By Judge John Hack on

Like James Blunt, the law conversion course is just so 2005

judge

Remember 2005? If you are a law student or junior lawyer today, this picture is likely to sound totally alien — but for those a bit older, let’s pause and reminisce.

A former guards officer, James Blunt, was crooning his way into the hearts of teenage girls, Chelsea won the Premier League by a 12-point margin over Arsenal, and Islamic fundamentalist bombings were unleashed on London’s streets.

But despite worries about the “war on terror”, the economy effectively boomed — Britain’s GDP in 2005 increased by about 4%. In the legal profession, law firm training contracts more or less grew on trees; City solicitors had conquered Europe and were going global.

Wannabe lawyers could adopt a relatively relaxed attitude by reading an interesting and “fun” subject at university before knuckling down for a year of pain on the law conversion course.

Undergraduate tuition fees were seven years in the distant future and the process of qualifying as a lawyer was generally a damn sight cheaper.

It was very much a roll on Friday era. Students and even young lawyers could be far more carefree about the legal profession, adopting if not quite a take-it-or-leave-it attitude, then a far more blasé approach to training contracts and pupillages than those following a decade later.

Then came the global financial crisis and crash of 2007-08.

Today we are in a roll on Monday era. Forget the pub — the beer is unaffordable in any event — and concentrate on which legal recruitment fairs to attend, that pile of law firm summer vac scheme or mini-pupillage forms to complete, and ultimately the crucible of training contract or full pupillage applications.

Law students and junior lawyers might never have been described as frivolous — even during those halcyon days of wine and roses in 2005 — but in 2015 they have really been forced to get their heads down.

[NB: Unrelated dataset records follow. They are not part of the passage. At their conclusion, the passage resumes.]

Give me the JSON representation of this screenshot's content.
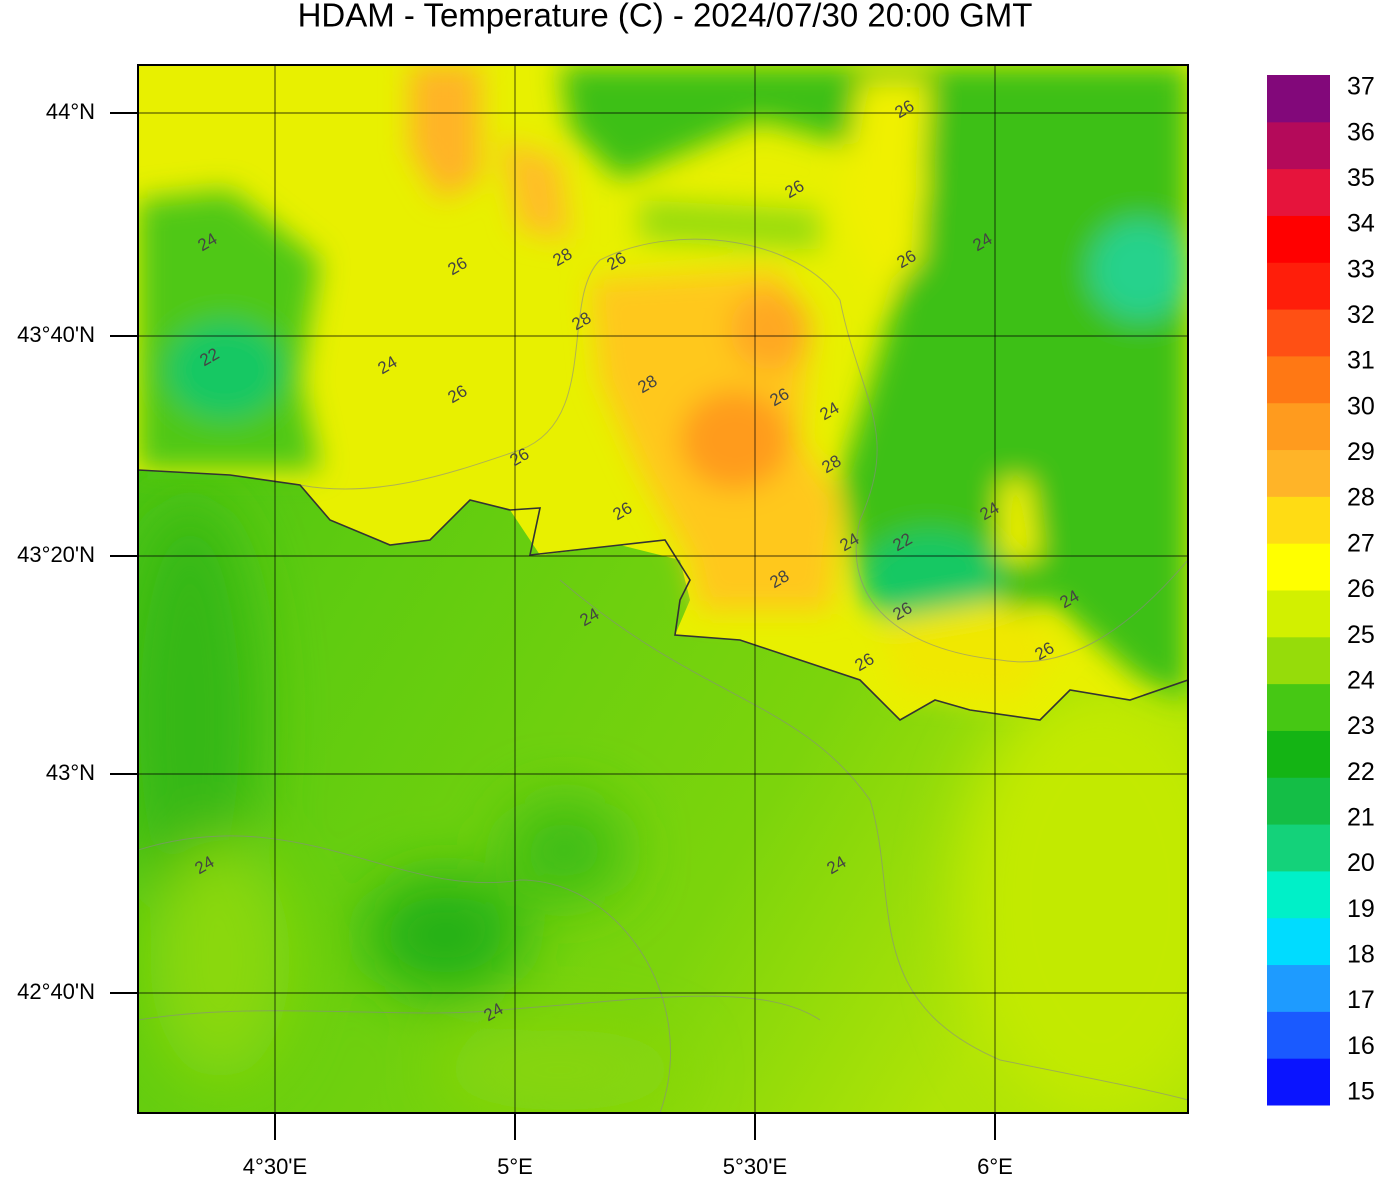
{
  "title": "HDAM - Temperature (C)  -  2024/07/30  20:00 GMT",
  "lat_labels": [
    "44°N",
    "43°40'N",
    "43°20'N",
    "43°N",
    "42°40'N"
  ],
  "lon_labels": [
    "4°30'E",
    "5°E",
    "5°30'E",
    "6°E"
  ],
  "colorbar": {
    "ticks": [
      15,
      16,
      17,
      18,
      19,
      20,
      21,
      22,
      23,
      24,
      25,
      26,
      27,
      28,
      29,
      30,
      31,
      32,
      33,
      34,
      35,
      36,
      37
    ],
    "colors": [
      "#0a14ff",
      "#1a5aff",
      "#1e9bff",
      "#00dcff",
      "#00f0c8",
      "#14d27a",
      "#14be46",
      "#14b414",
      "#46c814",
      "#96dc0a",
      "#d2f000",
      "#ffff00",
      "#ffdc14",
      "#ffb428",
      "#ff9b1e",
      "#ff7814",
      "#ff5014",
      "#ff1e0a",
      "#ff0000",
      "#e6143c",
      "#b40a5a",
      "#82087a"
    ]
  },
  "contour_labels": [
    26,
    26,
    24,
    26,
    28,
    26,
    26,
    24,
    22,
    28,
    24,
    26,
    28,
    26,
    24,
    26,
    28,
    26,
    24,
    24,
    22,
    28,
    24,
    24,
    26,
    26,
    26,
    24,
    24,
    24
  ]
}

There is no better barometer of that climatic change than the declining interest in the Graduate Diploma in Law (GDL), for which applications have plunged from 5,980 in 2008-09 to just 3,690 last year.

The course can set students back by as much as £10,000. That is a heavy price for all but those from the most wealthy families to pay for the privilege of spending three years studying a subject that actually interests them.

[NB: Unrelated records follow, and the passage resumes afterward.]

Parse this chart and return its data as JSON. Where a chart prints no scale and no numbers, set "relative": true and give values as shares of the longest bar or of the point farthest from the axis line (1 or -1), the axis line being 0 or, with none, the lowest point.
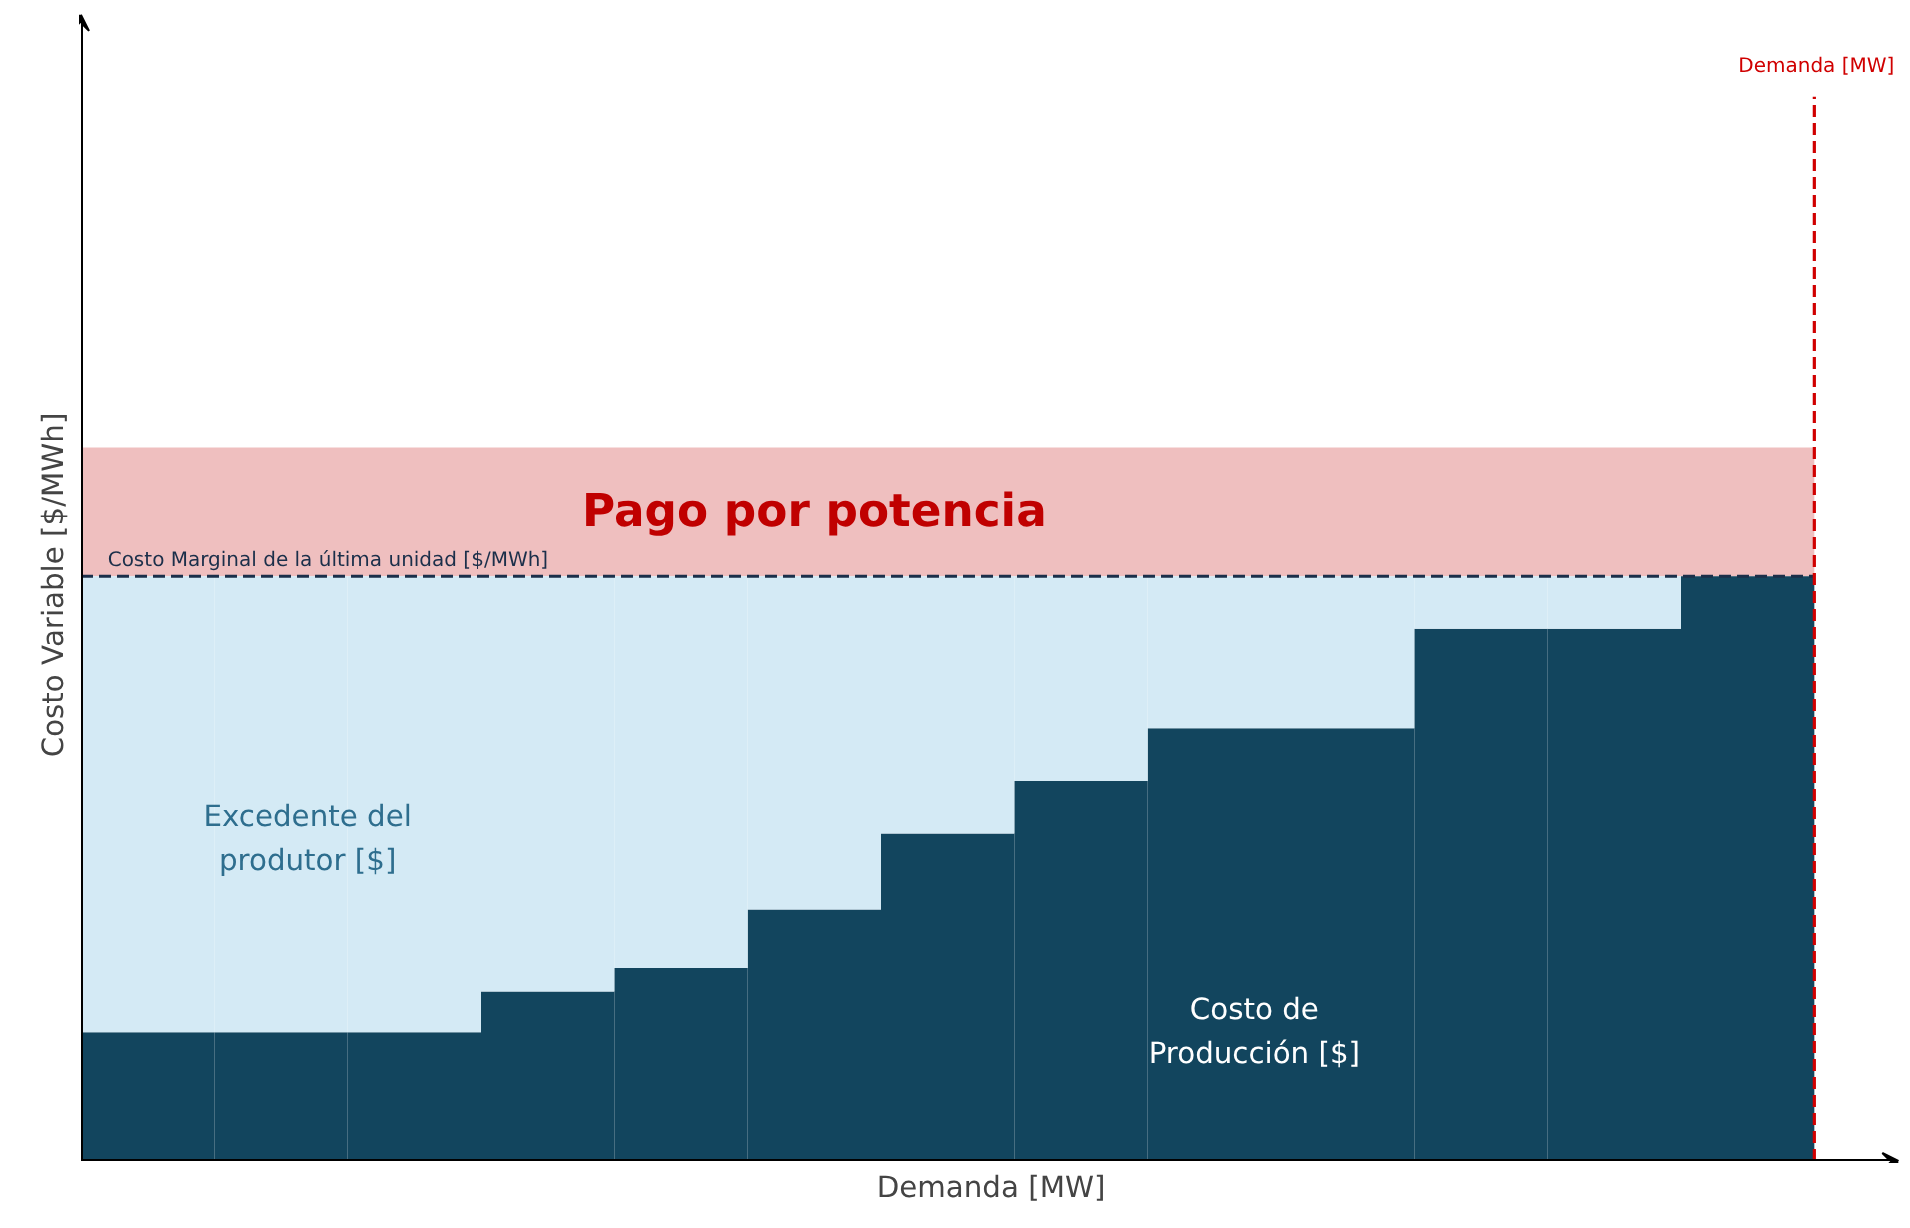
{
  "chart_data": {
    "type": "bar",
    "stacked": true,
    "relative": true,
    "xlabel": "Demanda [MW]",
    "ylabel": "Costo Variable [$/MWh]",
    "categories": [
      null,
      null,
      null,
      null,
      null,
      null,
      null,
      null,
      null,
      null,
      null,
      null,
      null
    ],
    "series": [
      {
        "color": "#12455e",
        "values": [
          0.22,
          0.22,
          0.22,
          0.29,
          0.33,
          0.43,
          0.56,
          0.65,
          0.74,
          0.74,
          0.91,
          0.91,
          1.0
        ]
      },
      {
        "color": "#d4eaf5",
        "values": [
          0.78,
          0.78,
          0.78,
          0.71,
          0.67,
          0.57,
          0.44,
          0.35,
          0.26,
          0.26,
          0.09,
          0.09,
          0.0
        ]
      }
    ],
    "ref_lines": [
      {
        "axis": "y",
        "value": 1.0,
        "label": "Costo Marginal de la última unidad [$/MWh]",
        "color": "#1b2f4a",
        "line_style": "dashed"
      }
    ],
    "bands": [
      {
        "axis": "y",
        "from": 1.0,
        "to": 1.22,
        "label": "Pago por potencia",
        "color": "#efbfbf"
      }
    ],
    "annotations": [
      "Excedente del produtor [$]",
      "Costo de Producción [$]",
      "Demanda [MW]"
    ]
  }
}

The potential withering of the GDL could herald more than just a few sleepless nights for law school financial directors. It could signal a profound move towards an accelerated version of the US legal education process.

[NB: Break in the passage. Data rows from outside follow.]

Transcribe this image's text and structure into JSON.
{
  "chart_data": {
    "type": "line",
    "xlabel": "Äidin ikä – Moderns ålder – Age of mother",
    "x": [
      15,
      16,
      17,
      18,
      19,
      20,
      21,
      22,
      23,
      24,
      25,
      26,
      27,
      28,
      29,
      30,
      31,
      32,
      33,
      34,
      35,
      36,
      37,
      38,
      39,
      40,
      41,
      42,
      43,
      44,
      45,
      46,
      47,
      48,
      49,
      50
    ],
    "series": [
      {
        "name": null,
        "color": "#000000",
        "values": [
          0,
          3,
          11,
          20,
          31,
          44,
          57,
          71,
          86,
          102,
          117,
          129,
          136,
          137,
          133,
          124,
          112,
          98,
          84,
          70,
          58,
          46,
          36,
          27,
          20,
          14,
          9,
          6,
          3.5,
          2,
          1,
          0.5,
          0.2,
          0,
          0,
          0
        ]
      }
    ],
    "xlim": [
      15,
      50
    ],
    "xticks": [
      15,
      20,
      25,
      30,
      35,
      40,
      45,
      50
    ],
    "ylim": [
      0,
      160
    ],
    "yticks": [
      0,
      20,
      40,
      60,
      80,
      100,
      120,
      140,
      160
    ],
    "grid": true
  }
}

How far away are we from a qualify regime that sees students required to complete a four-year undergraduate programme that combines the LLB with a version of today’s legal practice course before going on to do some form of shortened on-the-job training?

In the US, the process takes about seven years in total, but that jurisdiction’s undergraduate degrees are a year longer than those in the UK and law school in America is still all post-graduate study.

But the over-riding point is that qualifying as a lawyer in the US is an extremely expensive business, and it is becoming much more expensive in this jurisdiction.

Of course, many wannabe commercial solicitors are fortunate to have training contract offers from law firms willing to pick up the cost of their post-graduate study. However, as budgets tighten, how keen will even the biggest hitting City firms be to finance the GDL?

Will a time come when the policy shifts — albeit even informally — to a point where economics dictate that those students with law degrees are preferred for training contracts and LPC sponsorship?

Many lawyers from older generations will regret the passing of the conversion course in England and Wales, if indeed it does shuffle off. There is a strong argument that completing a non-law degree is not only more fun for students, but actually results in the moulding of better-rounded lawyers.

But in roll on Monday world, will the legal profession continue to allow itself the luxury of having a higher educational grounding in anything but the subject of law?